Dominic met Estelle when she, along with her full college studies, took on a part-time job to earn a little income. She was an elevator operator at Quackenbush’s department store in downtown Paterson. On one particular day, she had a passenger that just wouldn’t get off the elevator; Dominic Aldi. Dominic was home on leave from the U.S. Navy and he was shopping with some friends at Quackenbush’s. From the moment he saw Estelle on the elevator, he was smitten. He just kept riding the elevator, unwilling to get off until she agreed to go out on a date with him. Eventually she caved in and their first date was set. Dominic went to her house to pick her up and, much to Dom’s surprise, she took him to church - and not just to Mass, but to confession. Since it was Saturday, it was just the right thing to do. Surely this wasn’t what he had in mind for their first date, but like the gentleman that he is, he was happy to oblige her. Their wedding followed a year or so later, on March 28, 1948 at St. Anthony’s RC Church in Butler.

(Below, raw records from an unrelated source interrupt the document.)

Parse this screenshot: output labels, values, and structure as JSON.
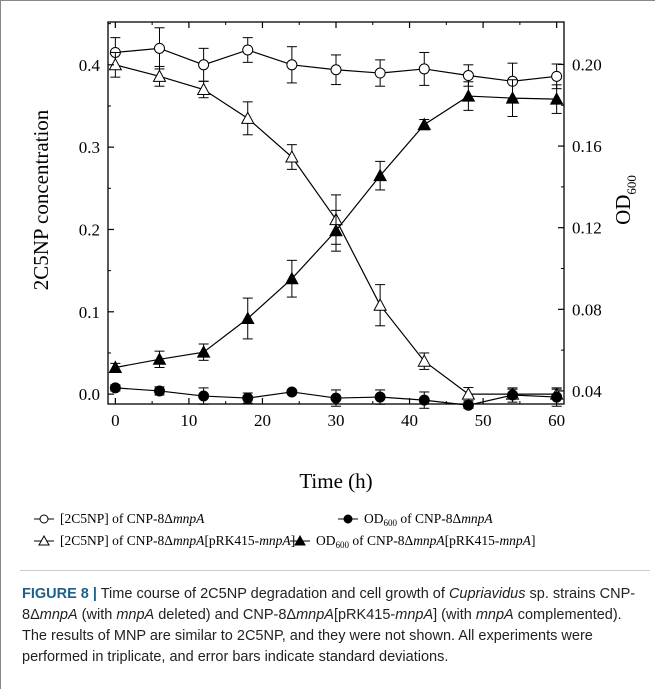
{
  "chart_data": {
    "type": "line",
    "xlabel": "Time (h)",
    "ylabel_left": "2C5NP concentration",
    "ylabel_right": "OD",
    "ylabel_right_sub": "600",
    "xlim": [
      -1,
      61
    ],
    "ylim_left": [
      -0.012,
      0.452
    ],
    "ylim_right": [
      0.0336,
      0.2208
    ],
    "xticks": [
      0,
      10,
      20,
      30,
      40,
      50,
      60
    ],
    "yticks_left": [
      0.0,
      0.1,
      0.2,
      0.3,
      0.4
    ],
    "yticks_right": [
      0.04,
      0.08,
      0.12,
      0.16,
      0.2
    ],
    "ytick_labels_left": [
      "0.0",
      "0.1",
      "0.2",
      "0.3",
      "0.4"
    ],
    "ytick_labels_right": [
      "0.04",
      "0.08",
      "0.12",
      "0.16",
      "0.20"
    ],
    "series": [
      {
        "name": "[2C5NP] of CNP-8ΔmnpA",
        "axis": "left",
        "marker": "circle-open",
        "x": [
          0,
          6,
          12,
          18,
          24,
          30,
          36,
          42,
          48,
          54,
          60
        ],
        "y": [
          0.415,
          0.42,
          0.4,
          0.418,
          0.4,
          0.394,
          0.39,
          0.395,
          0.387,
          0.38,
          0.386
        ],
        "err": [
          0.018,
          0.025,
          0.02,
          0.015,
          0.022,
          0.018,
          0.016,
          0.02,
          0.013,
          0.022,
          0.015
        ]
      },
      {
        "name": "[2C5NP] of CNP-8ΔmnpA[pRK415-mnpA]",
        "axis": "left",
        "marker": "triangle-open",
        "x": [
          0,
          6,
          12,
          18,
          24,
          30,
          36,
          42,
          48,
          54,
          60
        ],
        "y": [
          0.4,
          0.386,
          0.37,
          0.335,
          0.288,
          0.212,
          0.108,
          0.04,
          0.0,
          0.0,
          0.0
        ],
        "err": [
          0.015,
          0.012,
          0.01,
          0.02,
          0.015,
          0.03,
          0.025,
          0.01,
          0.008,
          0.006,
          0.006
        ]
      },
      {
        "name": "OD600 of CNP-8ΔmnpA",
        "axis": "right",
        "marker": "circle-filled",
        "x": [
          0,
          6,
          12,
          18,
          24,
          30,
          36,
          42,
          48,
          54,
          60
        ],
        "y": [
          0.0415,
          0.04,
          0.0375,
          0.0365,
          0.0395,
          0.0365,
          0.037,
          0.0355,
          0.033,
          0.038,
          0.037
        ],
        "err": [
          0.0015,
          0.002,
          0.004,
          0.0025,
          0.001,
          0.004,
          0.0035,
          0.004,
          0.0015,
          0.0035,
          0.0045
        ]
      },
      {
        "name": "OD600 of CNP-8ΔmnpA[pRK415-mnpA]",
        "axis": "right",
        "marker": "triangle-filled",
        "x": [
          0,
          6,
          12,
          18,
          24,
          30,
          36,
          42,
          48,
          54,
          60
        ],
        "y": [
          0.0515,
          0.0555,
          0.059,
          0.0755,
          0.095,
          0.1185,
          0.1455,
          0.1705,
          0.1845,
          0.1835,
          0.183
        ],
        "err": [
          0.002,
          0.004,
          0.004,
          0.01,
          0.009,
          0.01,
          0.007,
          0.0025,
          0.007,
          0.009,
          0.007
        ]
      }
    ],
    "legend_placement": "bottom",
    "grid": false
  },
  "legend": {
    "item1_prefix": "[2C5NP] of CNP-8Δ",
    "item1_italic": "mnpA",
    "item2_prefix": "OD",
    "item2_sub": "600",
    "item2_mid": " of CNP-8Δ",
    "item2_italic": "mnpA",
    "item3_prefix": "[2C5NP] of CNP-8Δ",
    "item3_italic": "mnpA",
    "item3_mid": "[pRK415-",
    "item3_italic2": "mnpA",
    "item3_suffix": "]",
    "item4_prefix": "OD",
    "item4_sub": "600",
    "item4_mid": " of CNP-8Δ",
    "item4_italic": "mnpA",
    "item4_mid2": "[pRK415-",
    "item4_italic2": "mnpA",
    "item4_suffix": "]"
  },
  "caption": {
    "label": "FIGURE 8 |",
    "t1": " Time course of 2C5NP degradation and cell growth of ",
    "t2": "Cupriavidus",
    "t3": " sp. strains CNP-8Δ",
    "t4": "mnpA",
    "t5": " (with ",
    "t6": "mnpA",
    "t7": " deleted) and CNP-8Δ",
    "t8": "mnpA",
    "t9": "[pRK415-",
    "t10": "mnpA",
    "t11": "] (with ",
    "t12": "mnpA",
    "t13": " complemented). The results of MNP are similar to 2C5NP, and they were not shown. All experiments were performed in triplicate, and error bars indicate standard deviations."
  }
}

After a honeymoon to Niagara Falls, they lived at her parent’s home before settling to their new home they designed together in Wayne in 1951. They made for an interesting couple, and enjoyed the most wonderful and fortunate marriage that they could have ever hoped for. Their home was always filled with big band music and their home radiated with the sounds of Benny Goodman and the like. During their early years in Wayne Dominic and Estelle were founding parishioners of Our Lady of Consolation Church. They were focused on giving their children the gift of faith and all attended Mass at the Schuyler Colfax Junior High School as the church was being built. As a matter of fact Dominic would walk the streets in the Jackson Avenue area of Wayne and collect pledges and donations from the local residents. Dominic and Estelle enjoyed sixty-nine years of loving and devoted marriage before her passing on April 27, 2017. They are now reunited together again in God’s loving embrace…but will be missed by their children, grandchildren, and great-grandchildren.
Dominic was the loving husband to the late Estelle Aldi (d.2017); devoted father of two children; Estelle Meyer of Wayne and her late husband Jake (d.2017), and Dominic of Wayne; cherished grandfather of five grandchildren; David Meyer and his wife Nancy of Wayne, Sherry Ligouri and her husband Jerry of Salt Lake City, Utah, Jessica Rowe and her husband Chris of Wayne, Christine Placko and her husband Bill of Oak Ridge, and Melissa Lyons and her husband Sterling of Sandy, Utah; dearly loved great-grandfather of eleven great-grandchildren; Kayla, Shayna, Heather, Chloe, Sabrina, Daniella, Dominic, Lily, Bryce, Bane and Sage; he was the loved brother of Marion Klepacki of North Haledon.
If you would like to send a private condolence directly to the family use this condolence section.
Friends may visit with the family on Friday, March 20, 2020 from 11:30 AM - 12:15 PM at the Vander May Wayne Colonial Funeral Home, 567 Ratzer Road, Wayne.
Interment will be at the Mount Calvary Cemetery in Butler.